Reasons for Planned Cesarian Section

These are the reasons for the mother to have planned cesarian section:

• The mother had previous cesarian section of more than one occurrence or the previous cesarian section of the mother was done with a vertical incision in the uterine – both cases will increase the risk for the mother’s uterus to rupture if baby is delivered through the vagina.

• The mother had myomectomy or other forms of invasive surgery in the uterine.

• The mother is expecting more than one baby – there are cases of twins being delivered through the vagina but multiple births require delivery by cesarian section.

• The baby is known to be large or a condition known as  macrosomia – this is usually true for mothers suffering from diabetes.

• The position of the baby before the expected delivery is transverse (sideways) or breech (bottom first).

• There is obstruction in the birth canal such as large fibroid which will hamper the delivery through the vagina.

• The mother has placenta previa – the placenta is covering the cervix because it is positioned very low in the uterus.

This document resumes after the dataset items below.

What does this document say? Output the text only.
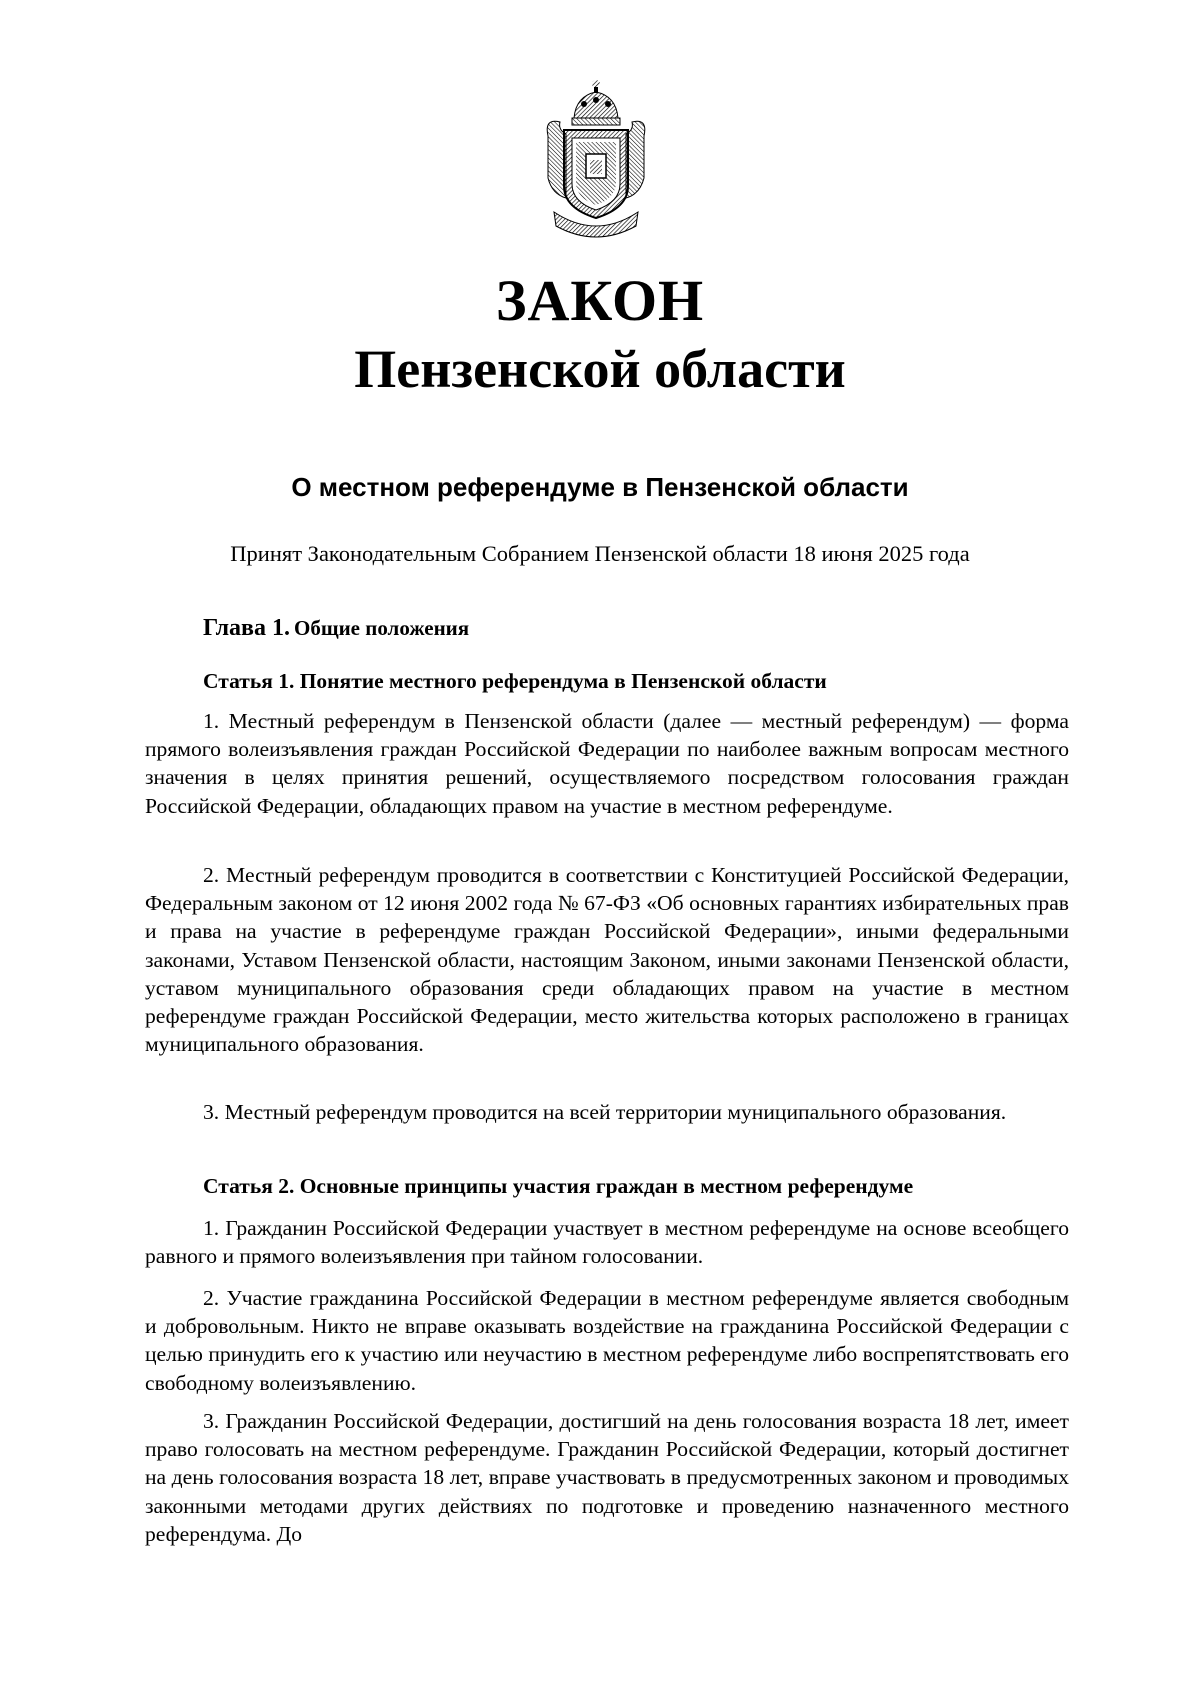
ЗАКОН
Пензенской области
О местном референдуме в Пензенской области
Принят Законодательным Собранием Пензенской области 18 июня 2025 года
Глава 1. Общие положения
Статья 1. Понятие местного референдума в Пензенской области

1. Местный референдум в Пензенской области (далее — местный референдум) — форма прямого волеизъявления граждан Российской Федерации по наиболее важным вопросам местного значения в целях принятия решений, осуществляемого посредством голосования граждан Российской Федерации, обладающих правом на участие в местном референдуме.

2. Местный референдум проводится в соответствии с Конституцией Российской Федерации, Федеральным законом от 12 июня 2002 года № 67-ФЗ «Об основных гарантиях избирательных прав и права на участие в референдуме граждан Российской Федерации», иными федеральными законами, Уставом Пензенской области, настоящим Законом, иными законами Пензенской области, уставом муниципального образования среди обладающих правом на участие в местном референдуме граждан Российской Федерации, место жительства которых расположено в границах муниципального образования.

3. Местный референдум проводится на всей территории муниципального образования.

Статья 2. Основные принципы участия граждан в местном референдуме

1. Гражданин Российской Федерации участвует в местном референдуме на основе всеобщего равного и прямого волеизъявления при тайном голосовании.

2. Участие гражданина Российской Федерации в местном референдуме является свободным и добровольным. Никто не вправе оказывать воздействие на гражданина Российской Федерации с целью принудить его к участию или неучастию в местном референдуме либо воспрепятствовать его свободному волеизъявлению.

3. Гражданин Российской Федерации, достигший на день голосования возраста 18 лет, имеет право голосовать на местном референдуме. Гражданин Российской Федерации, который достигнет на день голосования возраста 18 лет, вправе участвовать в предусмотренных законом и проводимых законными методами других действиях по подготовке и проведению назначенного местного референдума. До
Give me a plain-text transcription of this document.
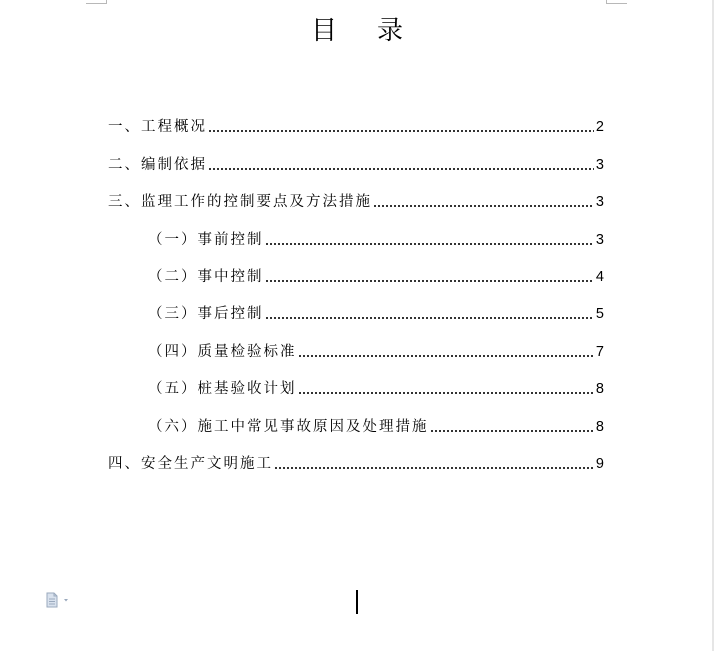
目录
一、工程概况	2
二、编制依据	3
三、监理工作的控制要点及方法措施	3
（一）事前控制	3
（二）事中控制	4
（三）事后控制	5
（四）质量检验标准	7
（五）桩基验收计划	8
（六）施工中常见事故原因及处理措施	8
四、安全生产文明施工	9
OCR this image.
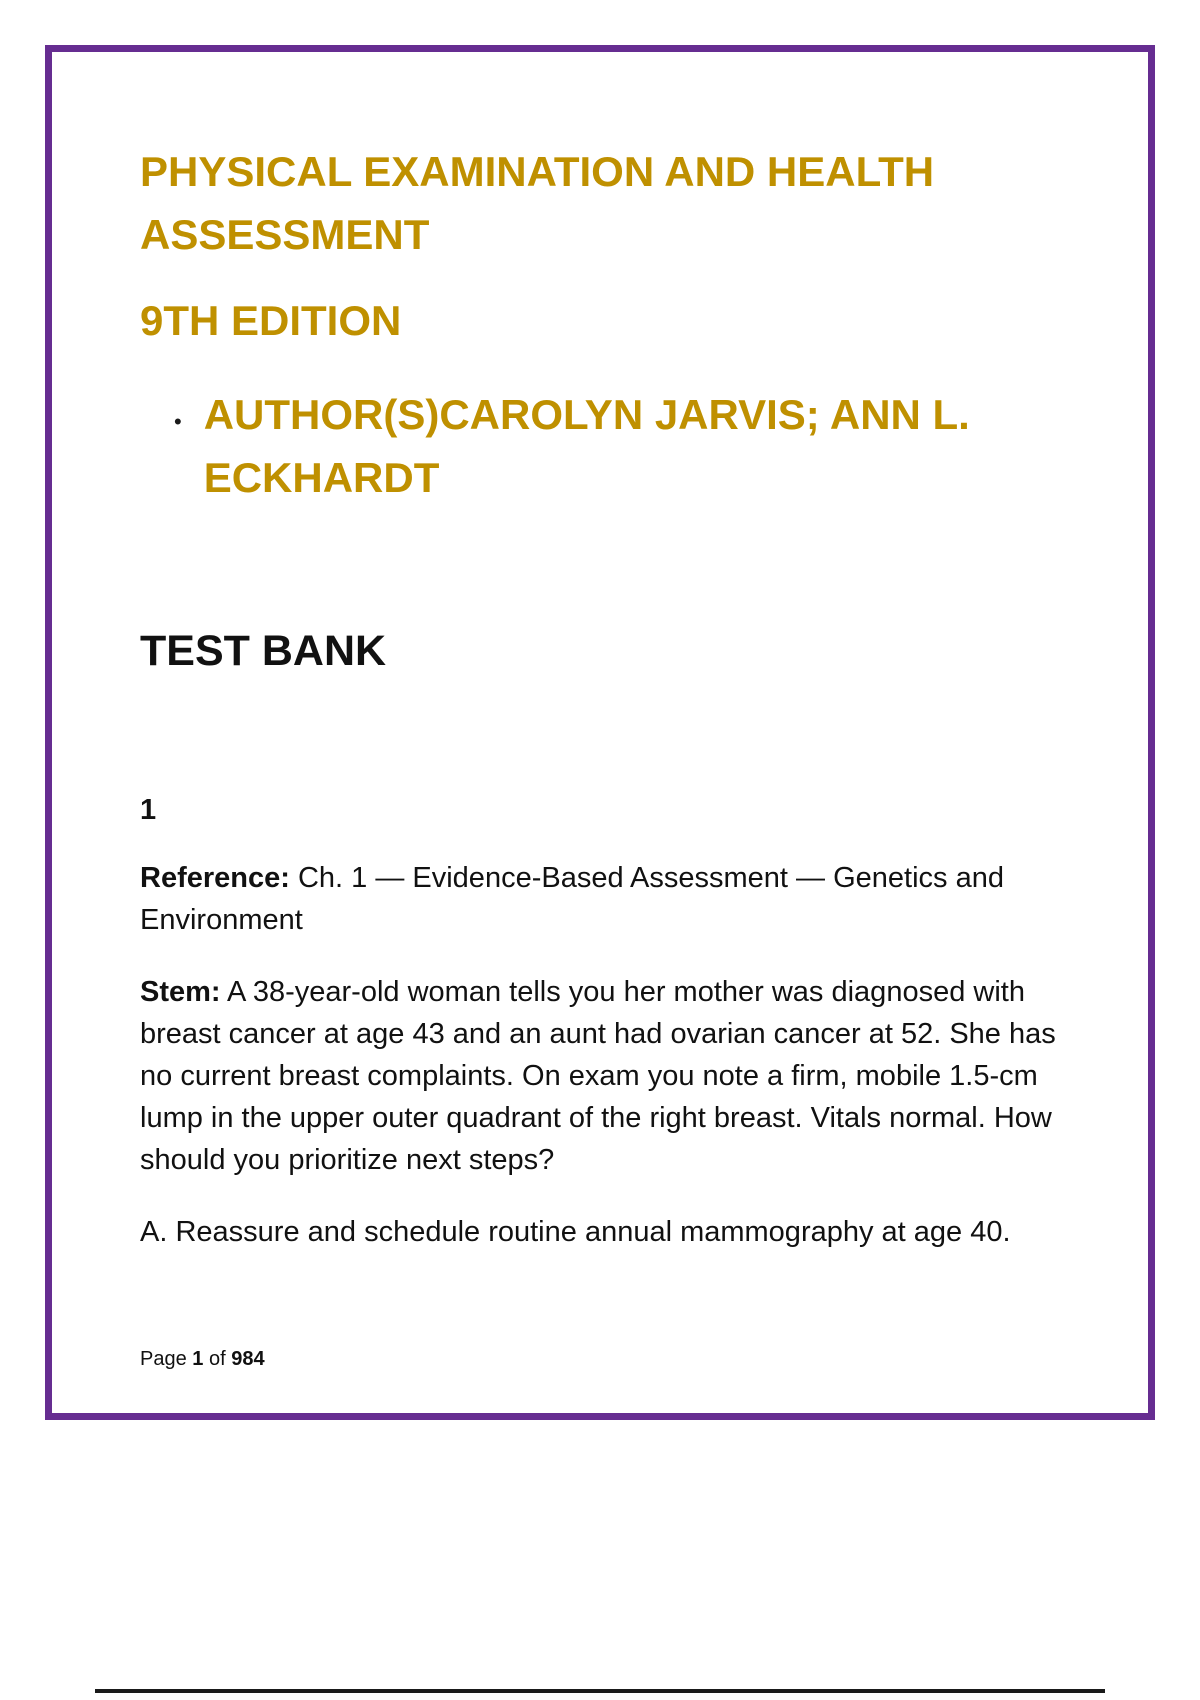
PHYSICAL EXAMINATION AND HEALTH ASSESSMENT
9TH EDITION
• AUTHOR(S)CAROLYN JARVIS; ANN L. ECKHARDT
TEST BANK
1

Reference: Ch. 1 — Evidence-Based Assessment — Genetics and Environment

Stem: A 38-year-old woman tells you her mother was diagnosed with breast cancer at age 43 and an aunt had ovarian cancer at 52. She has no current breast complaints. On exam you note a firm, mobile 1.5-cm lump in the upper outer quadrant of the right breast. Vitals normal. How should you prioritize next steps?

A. Reassure and schedule routine annual mammography at age 40.

Page 1 of 984
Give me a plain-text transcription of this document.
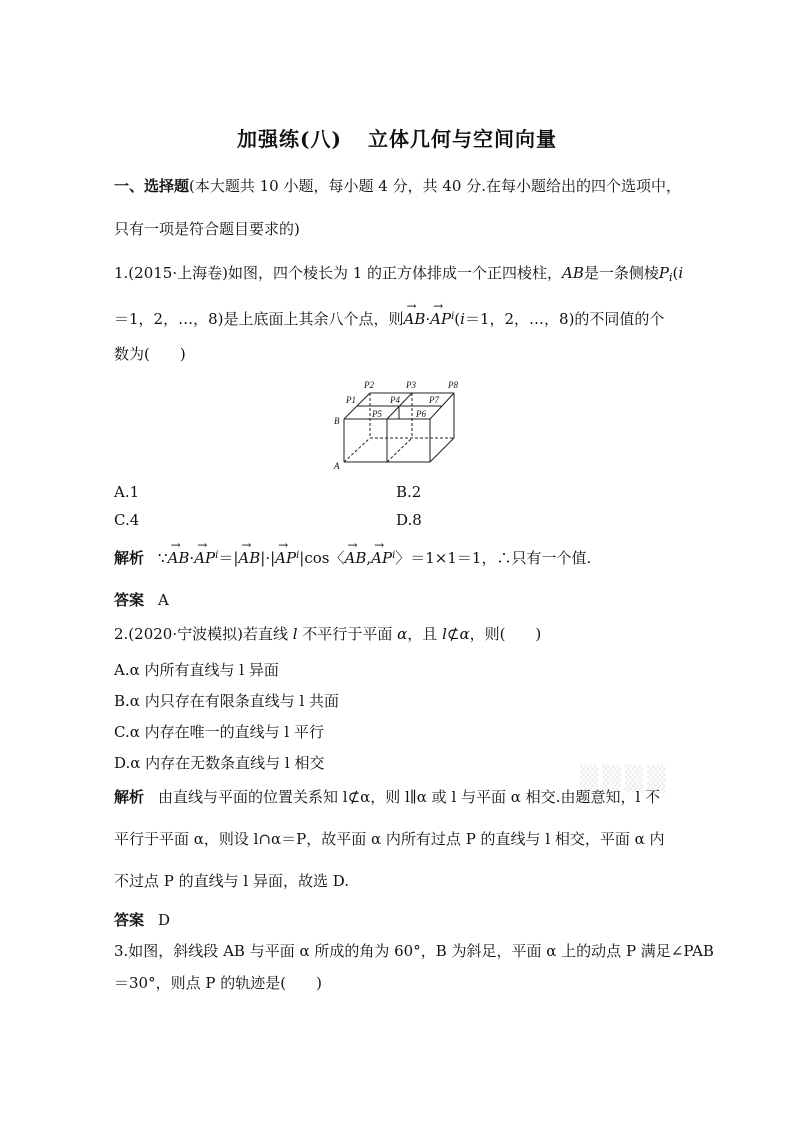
加强练(八) 立体几何与空间向量
一、选择题(本大题共 10 小题，每小题 4 分，共 40 分.在每小题给出的四个选项中，
只有一项是符合题目要求的)
1.(2015·上海卷)如图，四个棱长为 1 的正方体排成一个正四棱柱，AB是一条侧棱$P_i(i$
＝1，2，…，8)是上底面上其余八个点，则→ $AB\cdot\to AP^i(i=1$，2，…，8)的不同值的个
数为(　　)
P2	P3	P8
P1	P4	P7
P5	P6
B
A
A.1	B.2
C.4	D.8
解析 ∵→ $AB\cdot\to AP^i=|\to AB|\cdot|\to AP^i|\cos$〈→ $AB,\to AP^i$〉＝1×1＝1，∴只有一个值.
答案 A
2.(2020·宁波模拟)若直线 l 不平行于平面 α，且 l⊄α，则(　　)
A.α 内所有直线与 l 异面
B.α 内只存在有限条直线与 l 共面
C.α 内存在唯一的直线与 l 平行
D.α 内存在无数条直线与 l 相交
▒▒▒▒
解析 由直线与平面的位置关系知 l⊄α，则 l∥α 或 l 与平面 α 相交.由题意知，l 不
平行于平面 α，则设 l∩α＝P，故平面 α 内所有过点 P 的直线与 l 相交，平面 α 内
不过点 P 的直线与 l 异面，故选 D.
答案 D
3.如图，斜线段 AB 与平面 α 所成的角为 60°，B 为斜足，平面 α 上的动点 P 满足∠PAB
＝30°，则点 P 的轨迹是(　　)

• The baby was diagnosed to have abnormality or malformation such as open neural tube defects that would make vaginal delivery very risky.

• The mother is tested positive on HIV (human immunodeficiency virus) and blood tests performed during the latter part of pregnancy showed that the virus count is very high.

A cesarian section delivery is surgery. So remember to take it easy and make sure that there’s plenty of support for you and the newborn baby. If you experience pain and or fever, call your doctor immediately and follow his advice.